Repairs to the vexing sewage system on the south coast are expected to be finished by the middle of this month when the crucial winter tourist season officially starts.
A top official involved in the project said steady progress was being made on the laying of an 18-inch ductile iron pipe by teams from the Barbados Water Authority (BWA) and C.O. Williams Construction Limited.
The official told Barbados TODAY that the piping system, which is expected to be ready to function by mid-December, will run from the sewage plant at Graeme Hall, Christ Church to the Worthing Beach sluice gate.

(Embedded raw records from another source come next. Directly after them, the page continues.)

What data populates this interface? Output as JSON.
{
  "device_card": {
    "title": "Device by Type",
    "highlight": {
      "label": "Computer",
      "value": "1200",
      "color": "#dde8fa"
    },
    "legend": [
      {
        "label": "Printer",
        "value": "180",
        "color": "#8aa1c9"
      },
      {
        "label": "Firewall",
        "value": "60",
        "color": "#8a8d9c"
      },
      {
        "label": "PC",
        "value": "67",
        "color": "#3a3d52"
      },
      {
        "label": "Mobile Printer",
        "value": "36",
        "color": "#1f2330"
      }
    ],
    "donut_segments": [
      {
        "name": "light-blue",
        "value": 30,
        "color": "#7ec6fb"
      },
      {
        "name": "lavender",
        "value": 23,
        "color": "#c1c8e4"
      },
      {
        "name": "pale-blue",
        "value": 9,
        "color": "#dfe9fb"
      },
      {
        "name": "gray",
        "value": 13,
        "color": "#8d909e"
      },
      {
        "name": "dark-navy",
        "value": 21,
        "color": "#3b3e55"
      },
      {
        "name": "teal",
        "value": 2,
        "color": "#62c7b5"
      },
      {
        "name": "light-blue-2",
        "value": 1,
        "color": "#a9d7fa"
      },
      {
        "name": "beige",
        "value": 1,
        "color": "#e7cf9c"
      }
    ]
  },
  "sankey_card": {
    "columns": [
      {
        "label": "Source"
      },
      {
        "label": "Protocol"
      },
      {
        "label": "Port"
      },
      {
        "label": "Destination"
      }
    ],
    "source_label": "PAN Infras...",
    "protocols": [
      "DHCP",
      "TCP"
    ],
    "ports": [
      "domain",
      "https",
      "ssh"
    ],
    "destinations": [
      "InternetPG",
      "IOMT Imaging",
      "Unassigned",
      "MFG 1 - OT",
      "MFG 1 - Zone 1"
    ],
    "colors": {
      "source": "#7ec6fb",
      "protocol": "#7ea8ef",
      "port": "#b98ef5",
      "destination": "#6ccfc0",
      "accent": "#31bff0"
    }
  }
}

“The pipe will feed into one eight-inch and one 12-inch HTPE pipe that are being laid by Ward Drilling and Morenco from the sluice gate way out into the deep water far beyond the reef,” he said.
“The work is progressing well and all the companies and workers deserve credit for the way in which they are giving of their best to fix this longstanding problem,” the official added.
Earlier, Minister of Energy and Water Resources Wilfred Abrahams did not commit to a date for completion of the project, but said the new outfall will be functional shortly after completion.
The minister said contractors and BWA teams were all aware of the stakes. He said he was impressed with the speed of construction and told Barbados TODAY those on the project have committed to working around-the-clock to complete the temporary outfall.
“Our target is to get this finished in record time so as not to negatively impact our tourist season,” he said.
He also revealed Government had already received several loan offers for the construction of the tertiary sewage treatment plant which is to be built in the next 18 months.
Late last month, Abrahams said the most
recent efforts to fix the three-and-a-half year-long south coast sewage crisis received a major blow forcing Government to decide to build a new waste plant.
Yesterday during debate on the Public Accounts Committee report which was laid in Parliament, Abrahams admitted that Prime Minister Mia Mottley warned him in the presence of his other Cabinet colleagues that if in his efforts to fix the problem, there was so much as a hint of inappropriate spending, he would be held personally liable.